En introduction, nous tenons à souligner que la prévisibilité est assez médiocre en cette fin d'été, en raison des nombreuses anomalies secondaires qui circulent dans un contexte globalement anticyclonique à l'échelle de l'Europe Occidentale. Dès lors, nous nous limiterons au sein de cet article à décrire les principaux scénarios possibles pour la semaine à venir. Il est nullement question d'annoncer un épisode pluvio-orageux intense à cette heure.

Tout d'abord, intéressons nous aux trois premières journées de la semaine. Lundi, mardi et mercredi, le soleil va globalement s'imposer sur la région, avec parfois un voile nuageux insistant et toujours la présence de quelques nuages bas sur le Roussillon. Tout au long de cette période, les brises marines s'annoncent assez faibles. Les températures, quant à elles, vont nettement progresser. Nous attendons des maximales voisines de 30°C sur les plages, 32 à 34°C dans l'intérieur du Roussillon, jusqu'à 35 à 37°C dans l'arrière pays Gardois.

En fin de semaine, le contexte météorologique est susceptible d'évoluer à proximité de la France. Nous allons tout d'abord nous intéresser à la prévisibilité synoptique. Souvenez vous, il y a quelques jours nous vous évoquions au sein d'un article la présence d'une goutte froide sur le golfe de Gascogne. Sa trajectoire était hautement incertaine. C'est précisément cette petite dépression d'altitude qui pourrait être reprise au sein de la circulation générale, comme en atteste le scénario GFS ci-dessous (carte : météociel). 

Il est important de considérer que l'anomalie résultante de ce minimum dépressionnaire en altitude, matérialisé sur la carte ci-dessus par un "D", s'annonce globalement moribonde en raison des hauts-géopotentiels (anticyclone) à proximité.
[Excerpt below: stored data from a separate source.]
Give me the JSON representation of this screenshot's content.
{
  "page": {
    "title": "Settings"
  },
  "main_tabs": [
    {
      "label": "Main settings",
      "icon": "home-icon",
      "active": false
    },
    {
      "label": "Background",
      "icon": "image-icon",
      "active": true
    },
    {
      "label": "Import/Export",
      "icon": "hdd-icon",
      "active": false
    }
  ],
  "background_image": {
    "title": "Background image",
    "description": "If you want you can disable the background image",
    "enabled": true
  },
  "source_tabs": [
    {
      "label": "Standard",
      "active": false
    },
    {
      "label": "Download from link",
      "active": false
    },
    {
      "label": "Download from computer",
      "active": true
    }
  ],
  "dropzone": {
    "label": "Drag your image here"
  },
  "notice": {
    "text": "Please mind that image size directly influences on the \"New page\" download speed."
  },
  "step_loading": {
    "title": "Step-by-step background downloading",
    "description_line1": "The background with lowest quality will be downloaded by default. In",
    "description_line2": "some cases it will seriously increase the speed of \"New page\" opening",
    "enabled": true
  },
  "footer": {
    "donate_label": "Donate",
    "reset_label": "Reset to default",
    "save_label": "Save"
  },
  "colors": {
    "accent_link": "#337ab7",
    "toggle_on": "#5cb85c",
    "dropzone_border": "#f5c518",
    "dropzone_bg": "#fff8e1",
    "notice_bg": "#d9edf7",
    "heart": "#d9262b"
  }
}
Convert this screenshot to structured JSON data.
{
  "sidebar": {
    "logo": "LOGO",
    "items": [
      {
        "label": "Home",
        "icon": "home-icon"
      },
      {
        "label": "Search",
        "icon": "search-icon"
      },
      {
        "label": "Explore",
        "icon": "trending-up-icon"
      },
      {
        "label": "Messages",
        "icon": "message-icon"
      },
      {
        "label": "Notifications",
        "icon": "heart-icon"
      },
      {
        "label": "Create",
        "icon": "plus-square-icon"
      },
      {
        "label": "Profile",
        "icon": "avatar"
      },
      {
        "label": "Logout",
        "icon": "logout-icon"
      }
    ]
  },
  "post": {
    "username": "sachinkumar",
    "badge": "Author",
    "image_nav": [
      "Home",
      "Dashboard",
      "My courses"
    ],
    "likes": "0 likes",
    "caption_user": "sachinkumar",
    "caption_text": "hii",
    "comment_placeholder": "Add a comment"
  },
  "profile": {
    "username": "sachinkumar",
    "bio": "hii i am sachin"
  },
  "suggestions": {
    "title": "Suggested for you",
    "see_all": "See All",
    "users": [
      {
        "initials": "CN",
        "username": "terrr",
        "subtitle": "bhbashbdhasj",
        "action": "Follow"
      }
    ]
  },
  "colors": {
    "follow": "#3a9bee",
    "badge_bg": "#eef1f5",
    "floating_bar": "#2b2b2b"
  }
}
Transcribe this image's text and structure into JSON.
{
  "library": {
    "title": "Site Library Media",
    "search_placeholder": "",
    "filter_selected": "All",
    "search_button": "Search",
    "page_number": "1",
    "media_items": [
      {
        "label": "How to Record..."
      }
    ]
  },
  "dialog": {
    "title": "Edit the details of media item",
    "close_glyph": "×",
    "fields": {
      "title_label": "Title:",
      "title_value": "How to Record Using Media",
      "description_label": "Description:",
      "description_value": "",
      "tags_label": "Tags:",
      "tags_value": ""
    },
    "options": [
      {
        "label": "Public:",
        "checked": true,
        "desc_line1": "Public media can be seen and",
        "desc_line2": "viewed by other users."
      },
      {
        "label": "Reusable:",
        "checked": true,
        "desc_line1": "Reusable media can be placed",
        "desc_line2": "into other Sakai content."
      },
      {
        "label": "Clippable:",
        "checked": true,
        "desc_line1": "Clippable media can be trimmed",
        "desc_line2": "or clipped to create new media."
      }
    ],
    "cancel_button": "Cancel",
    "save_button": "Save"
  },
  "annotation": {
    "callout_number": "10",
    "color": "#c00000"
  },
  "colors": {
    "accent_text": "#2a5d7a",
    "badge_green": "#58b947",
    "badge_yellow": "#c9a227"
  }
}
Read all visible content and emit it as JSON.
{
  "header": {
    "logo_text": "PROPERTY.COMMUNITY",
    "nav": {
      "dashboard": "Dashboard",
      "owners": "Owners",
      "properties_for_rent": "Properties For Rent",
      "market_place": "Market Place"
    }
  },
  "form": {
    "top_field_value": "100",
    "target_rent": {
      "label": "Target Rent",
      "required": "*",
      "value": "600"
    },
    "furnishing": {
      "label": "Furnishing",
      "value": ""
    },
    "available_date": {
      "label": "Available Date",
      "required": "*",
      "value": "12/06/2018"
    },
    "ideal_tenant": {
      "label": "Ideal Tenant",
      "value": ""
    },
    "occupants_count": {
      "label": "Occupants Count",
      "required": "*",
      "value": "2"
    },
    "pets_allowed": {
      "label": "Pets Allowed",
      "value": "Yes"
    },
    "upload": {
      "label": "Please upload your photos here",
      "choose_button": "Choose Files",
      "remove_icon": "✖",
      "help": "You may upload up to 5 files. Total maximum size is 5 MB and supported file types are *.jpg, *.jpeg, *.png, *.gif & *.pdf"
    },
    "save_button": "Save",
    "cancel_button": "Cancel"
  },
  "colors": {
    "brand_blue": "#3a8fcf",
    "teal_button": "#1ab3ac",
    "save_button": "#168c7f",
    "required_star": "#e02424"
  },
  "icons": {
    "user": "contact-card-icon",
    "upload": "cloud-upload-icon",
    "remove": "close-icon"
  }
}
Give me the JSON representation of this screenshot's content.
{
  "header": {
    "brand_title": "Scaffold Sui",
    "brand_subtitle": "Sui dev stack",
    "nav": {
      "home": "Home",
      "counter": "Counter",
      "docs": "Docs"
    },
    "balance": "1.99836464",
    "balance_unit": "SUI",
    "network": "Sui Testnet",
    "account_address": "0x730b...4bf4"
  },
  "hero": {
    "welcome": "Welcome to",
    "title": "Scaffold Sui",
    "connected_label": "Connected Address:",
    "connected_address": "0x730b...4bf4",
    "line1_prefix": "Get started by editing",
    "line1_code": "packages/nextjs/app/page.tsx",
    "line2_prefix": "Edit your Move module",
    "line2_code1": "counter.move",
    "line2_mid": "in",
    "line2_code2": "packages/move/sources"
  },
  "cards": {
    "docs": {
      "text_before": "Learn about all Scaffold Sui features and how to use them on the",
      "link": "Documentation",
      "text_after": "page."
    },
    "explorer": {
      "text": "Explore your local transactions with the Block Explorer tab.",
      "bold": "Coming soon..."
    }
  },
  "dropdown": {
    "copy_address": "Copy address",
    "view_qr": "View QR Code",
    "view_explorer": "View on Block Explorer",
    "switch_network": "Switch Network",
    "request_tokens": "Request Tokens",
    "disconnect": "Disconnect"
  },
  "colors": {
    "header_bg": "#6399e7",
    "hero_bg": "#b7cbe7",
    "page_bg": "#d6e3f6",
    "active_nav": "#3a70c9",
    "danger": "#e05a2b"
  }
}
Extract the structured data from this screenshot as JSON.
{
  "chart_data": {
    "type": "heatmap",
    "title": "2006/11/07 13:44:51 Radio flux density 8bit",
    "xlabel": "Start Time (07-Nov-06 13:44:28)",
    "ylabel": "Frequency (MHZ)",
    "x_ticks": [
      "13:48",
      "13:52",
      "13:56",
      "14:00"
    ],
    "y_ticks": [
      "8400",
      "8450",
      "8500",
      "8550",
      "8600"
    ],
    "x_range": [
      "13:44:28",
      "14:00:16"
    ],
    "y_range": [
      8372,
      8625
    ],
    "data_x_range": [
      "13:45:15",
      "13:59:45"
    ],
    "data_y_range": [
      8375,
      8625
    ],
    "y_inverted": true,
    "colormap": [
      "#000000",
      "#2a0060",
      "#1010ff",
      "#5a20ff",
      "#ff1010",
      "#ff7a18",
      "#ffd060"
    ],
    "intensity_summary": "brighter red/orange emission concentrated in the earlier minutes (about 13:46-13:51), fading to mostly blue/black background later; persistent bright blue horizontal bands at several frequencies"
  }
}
Pour véritablement nous influencer, il faudra que cette goutte froide soit reprise et, entre guillemets, réactivée par le talweg dépressionnaire qui va se constituer entre l'Irlande et la Bretagne.

Sans ce regain de dynamisme, il ne faudra pas compter sur une dégradation digne de ce nom. Néanmoins, depuis 48h apparaissent des signaux assez insistants quant à la reprise d'une activité dépressionnaire sur le proche Atlantique pour la journée de vendredi. Le modèle GFS ce matin l'illustre parfaitement avec la constitution d'un talweg sur l'Ouest de la France, évoluant en cut-off (goutte froide) entre le golfe de Gascogne et le grand Ouest du pays (voir carte ci-dessous) : 

Ce scénario est propice à la mise en place de vents marins sur l'arc Méditerranéen. L'échéance étant encore lointaine et le scénario incertain, nous nous épargnerons de décrire les conséquences associées à ce type de configuration météorologique. Par ailleurs, il est important de remarquer que d'autres scénarios diffèrent, comme celui du modèle Européen CEP. En effet, le contexte synoptique est globalement le même mais la goutte froide se positionnerait plutôt sur la France. Afin que vous puissiez apprécier les différences entre ces deux principaux scénarios, retrouvez ci-dessous le modèle CEP (carte : météociel). 

Avec toutes les précautions d'usage, ces différents scénarios pourraient favoriser la mise en place d'une dégradation sur l'arc Méditerranéen en fin de semaine à venir. En fonction du dynamisme de la goutte froide et de sa trajectoire, il sera possible d'affiner les prévisions. En attendant, nous insistons bien sur le fait qu'il n'y a rien de sûr : les ajustements à venir au cours des prochaines 48h à l'échelle synoptique nous permettront d'en savoir davantage d'ici mardi. Un prochain point sera alors réalisé.

Afin d'illustrer ces possibilités de pluies, retrouvez ci-dessous le diagramme de la ville de Montpellier, où sont positionnés les 21 scénarios de l'ensembliste GEFS (modèle numérique de prévision). On y remarque - toujours avec prudence - que la probabilité d'observer des précipitations va sensiblement augmenter entre la fin août et début septembre.